La televisión pública y Sálvame 2.0.

El programa de La Familia de la tele se estrenó en La 1 de RTVE con la intención de renovar las tardes de la cadena pública, en un horario sumamente complejo y siempre sometido a una dura competencia. Bajo la conducción de Aitor Albizua, Inés Hernand y María Patiño, la apuesta consiguió reunir a un equipo reconocido a ojos del público, con rostros habituales en espacios de entretenimiento y actualidad social. Sin embargo, pasado poco más de un mes en parrilla, RTVE ha decidido cancelar el formato debido a los bajos índices de audiencia y a la escasa acogida por parte del público.

Bajo mi punto de vista, este desenlace, en cierta medida, era un fracaso anunciado. El programa nacía con un planteamiento que remitía inevitablemente a un estilo televisivo ya ampliamente explotado por las cadenas privadas, caracterizado por la crónica del corazón, los debates personales y la exposición continuada de conflictos y testimonios. Todo ello resulta escasamente compatible con los valores y la misión de una televisión pública, que debería apostar simplemente por contenidos más equilibrados, informativos y culturales.

Desde su primera emisión, La Familia de la Tele no consiguió encontrar un tono distintivo ni una línea editorial clara. Si bien es legítimo que RTVE explore nuevas vias de entretenimiento, considero que intentar replicar modelos de éxito comercial sin una adaptación profunda a la identidad del medio público supone un riesgo bastante evidente.
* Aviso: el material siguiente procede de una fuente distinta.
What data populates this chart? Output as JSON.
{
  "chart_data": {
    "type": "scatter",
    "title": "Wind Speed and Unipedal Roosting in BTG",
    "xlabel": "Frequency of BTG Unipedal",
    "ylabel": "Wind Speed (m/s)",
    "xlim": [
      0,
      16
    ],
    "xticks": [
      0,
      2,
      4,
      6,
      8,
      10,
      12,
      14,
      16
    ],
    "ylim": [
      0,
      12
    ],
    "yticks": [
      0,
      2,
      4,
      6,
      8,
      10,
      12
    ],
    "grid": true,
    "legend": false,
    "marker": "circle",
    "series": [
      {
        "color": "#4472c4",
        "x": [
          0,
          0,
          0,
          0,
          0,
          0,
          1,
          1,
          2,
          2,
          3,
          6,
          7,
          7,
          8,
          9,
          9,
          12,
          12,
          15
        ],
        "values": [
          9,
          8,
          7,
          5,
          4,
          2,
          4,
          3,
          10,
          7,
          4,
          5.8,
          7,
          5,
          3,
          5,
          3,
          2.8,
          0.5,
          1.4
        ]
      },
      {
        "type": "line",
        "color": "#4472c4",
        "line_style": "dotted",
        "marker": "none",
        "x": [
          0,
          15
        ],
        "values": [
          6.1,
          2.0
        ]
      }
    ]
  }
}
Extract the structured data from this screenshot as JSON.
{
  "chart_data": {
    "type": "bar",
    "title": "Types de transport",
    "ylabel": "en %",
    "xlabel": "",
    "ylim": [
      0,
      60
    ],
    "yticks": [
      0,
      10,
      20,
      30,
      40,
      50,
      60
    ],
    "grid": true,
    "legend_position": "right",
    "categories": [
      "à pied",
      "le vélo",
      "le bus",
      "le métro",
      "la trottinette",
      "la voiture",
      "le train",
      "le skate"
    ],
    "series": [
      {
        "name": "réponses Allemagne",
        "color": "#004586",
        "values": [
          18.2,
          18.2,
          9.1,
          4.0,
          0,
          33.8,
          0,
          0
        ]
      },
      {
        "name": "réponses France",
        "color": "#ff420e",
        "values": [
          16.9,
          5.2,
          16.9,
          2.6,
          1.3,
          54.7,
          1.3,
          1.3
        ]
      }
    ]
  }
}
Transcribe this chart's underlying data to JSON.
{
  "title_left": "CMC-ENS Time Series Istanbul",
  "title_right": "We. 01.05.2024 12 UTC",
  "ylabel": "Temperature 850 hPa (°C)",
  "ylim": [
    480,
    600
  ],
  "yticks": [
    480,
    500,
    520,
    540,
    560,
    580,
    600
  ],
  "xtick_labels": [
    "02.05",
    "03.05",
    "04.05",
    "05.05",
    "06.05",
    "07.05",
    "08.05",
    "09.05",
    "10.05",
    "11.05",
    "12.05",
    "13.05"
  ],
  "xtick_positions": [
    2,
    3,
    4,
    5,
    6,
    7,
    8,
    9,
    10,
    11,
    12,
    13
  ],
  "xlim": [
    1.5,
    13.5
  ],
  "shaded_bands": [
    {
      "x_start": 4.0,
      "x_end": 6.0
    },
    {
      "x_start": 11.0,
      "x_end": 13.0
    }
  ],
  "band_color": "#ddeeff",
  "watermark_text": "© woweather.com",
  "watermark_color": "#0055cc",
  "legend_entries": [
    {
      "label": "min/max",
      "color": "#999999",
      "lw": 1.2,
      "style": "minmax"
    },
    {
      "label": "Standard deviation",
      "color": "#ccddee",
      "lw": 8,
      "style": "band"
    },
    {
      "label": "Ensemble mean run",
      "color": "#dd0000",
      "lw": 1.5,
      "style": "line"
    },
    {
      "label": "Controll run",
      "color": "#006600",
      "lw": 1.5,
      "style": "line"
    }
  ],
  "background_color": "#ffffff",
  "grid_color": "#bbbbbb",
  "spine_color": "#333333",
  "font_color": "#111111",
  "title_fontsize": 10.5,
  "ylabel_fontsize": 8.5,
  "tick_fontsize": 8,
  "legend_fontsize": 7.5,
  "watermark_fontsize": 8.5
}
El programa parecía buscar atraer a un tipo de espectador más vinculado a formatos anteriores de televisión privada, sin ofrecer una propuesta verdaderamente diferenciada ni alineada con el perfil habitual del espectador que consume La 1 de Televisión Española.

En definitiva, considero que el cierre de La Familia de la Tele no debería interpretarse como si se tratara únicamente de una cancelación más, sino como una oportunidad para repensar el tipo de contenidos que hay que ofrecer, no solo para la franja de la tarde, sino también para las cadenas representadas en RTVE, para que puedan seguir siendo relevantes, diversas y útiles, aunque también para que resulten atractivas para todos los públicos.